I have litteral titanium in me…let’s go with the flow.

My Children were fabulous as they got ready for school.
I dropped them off and I had not ONE problem in the Piss ad Drop line…I was happily amazed.

Keep the focus on the positive…
Then my phone crashed AGAIN…

…but my ride…I had to take it in…
I pack up my MacBook and think I can get some work done while I am waiting, crossing my fingers that a simple oil change will be the answer all the while knowing it won’t.
First a trip to Chick Fil A to get my delicious diet Arnold Palmer to keep me company then off drive to the dealership...sense of humor on my sleeve and smile on my face…
I’m scared, nervous and ready to get raped hear bad news.

…and bad news it was.
My Ride needed new break pads, the transmission needed a boost to it’s self-esteem (remember, I knew some fasizzle was seriously wrong) and other shit too…

It’s gonna be hours and there is no way I am gonna sit in the dealership waiting…so I catch a ride home.
On the way I home I just wanted to cry…so much going on and most of it is out of my fucked up hands.
I had to focus on what I COULD fix.
When I get home I realize much to my dismay I had forgotten my delicious beverage at the dealership.
Could I take more?!

Hours later it’s ready to get picked up and Kat drives me…F7 on the way sends me a text…
…’Do you need me to pick up the Goats?”
Me…’….Are you psychic?!!!!!!’
I hadn’t told anyone about my tangible, expensive problems.
…and then I thought about it…who had I told?
Oh Yeah!!! I was supposed to meet the girls at the gym, we had scheduled a 10am hot tub meeting(?) smack talk session which I knew I wasn’t gonna make so I had sent F1 a text saying I had to take my ride in…
…I wonder how much smack was spoken about me?

…back at the dealership…
$$$$$
The cashier says to me…
…"do you qualify for any of these discounts?"
Me…”Would you be so kind to give me the Military discount? I have 3 of those ID cards;)”
Her…”Yeah, no problem.”
The discount shaved a significant amount of $ off my bill but…
...I should be floating because the money I used to have is no longer weighing me down…no new shoes for months!!!

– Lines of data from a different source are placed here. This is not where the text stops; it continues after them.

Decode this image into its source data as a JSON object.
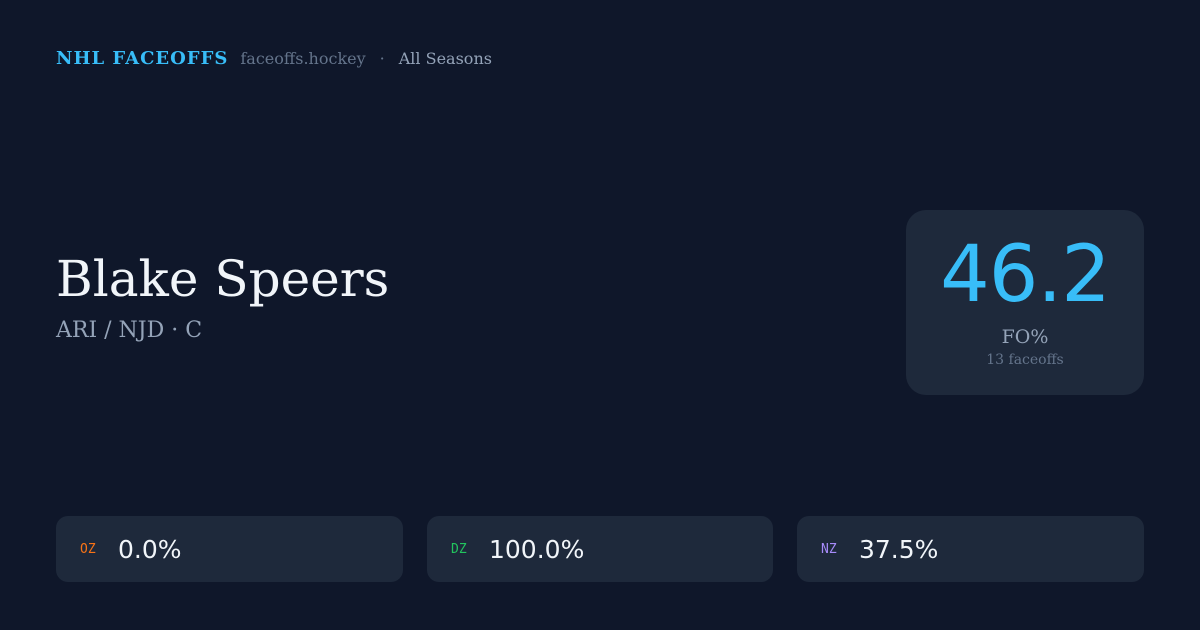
{
  "header": {
    "brand": "NHL FACEOFFS",
    "site": "faceoffs.hockey",
    "separator": "·",
    "season": "All Seasons"
  },
  "player": {
    "name": "Blake Speers",
    "meta": "ARI / NJD · C"
  },
  "stat": {
    "value": "46.2",
    "label": "FO%",
    "count": "13 faceoffs",
    "color": "#38bdf8"
  },
  "zones": [
    {
      "label": "OZ",
      "value": "0.0%",
      "color": "#f97316"
    },
    {
      "label": "DZ",
      "value": "100.0%",
      "color": "#22c55e"
    },
    {
      "label": "NZ",
      "value": "37.5%",
      "color": "#a78bfa"
    }
  ]
}
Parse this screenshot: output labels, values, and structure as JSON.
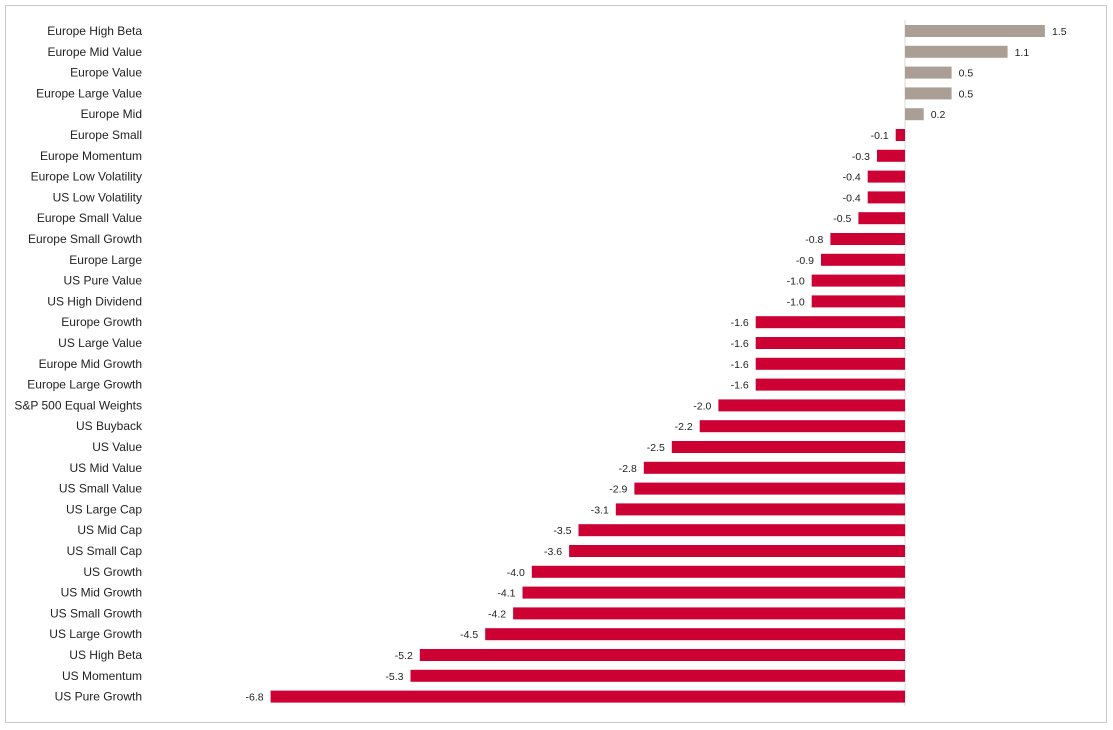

I was grateful to her and honest about the ID cards. She figured it this way…
…"you drive them around don’t you?”

On the way home my phone is still being an asshole and it’s a serious problem for me…
To T-Mobile I go…

I don’t want/cant afford a new phone.
I’m keeping a positive attitude
The very nice guy that works there sits down with me and has a look at my piece of shit phone. It won’t do a damn thing. It’s frozen again.
He tells me the good news…
…”I think we can fix it by wiping it clean. You will loose everything but your contacts.”
Me…”All right”
…as he fixes my phone we chat and he pulls up my account to see how much a new phone would be if it can’t be fixed. As he looks at my account he says to me…
…”We have a new plan. It’s the same one you have now but $20 cheaper…”
Me…”Sign me up for that fashizzle!”
We talk about Angry Birds and how I have 24 golden eggs…I’m so proud of my retarded mentally slow achievement.

My phone has been de-bitchified is fixed. My bill will be less per month and I am again grateful.
I have lost ALL my Golden Eggs though.

My lube for the day was perspective and a sense of humor.
The people that helped me were kind…had I carried a chip on my shoulder it could have gone a different direction.
…but no…
I pretended all was well.
I was happy even though I was challenged.
I did a gig.
I laughed at my problems.
…and yes I did talk to inanimate objects.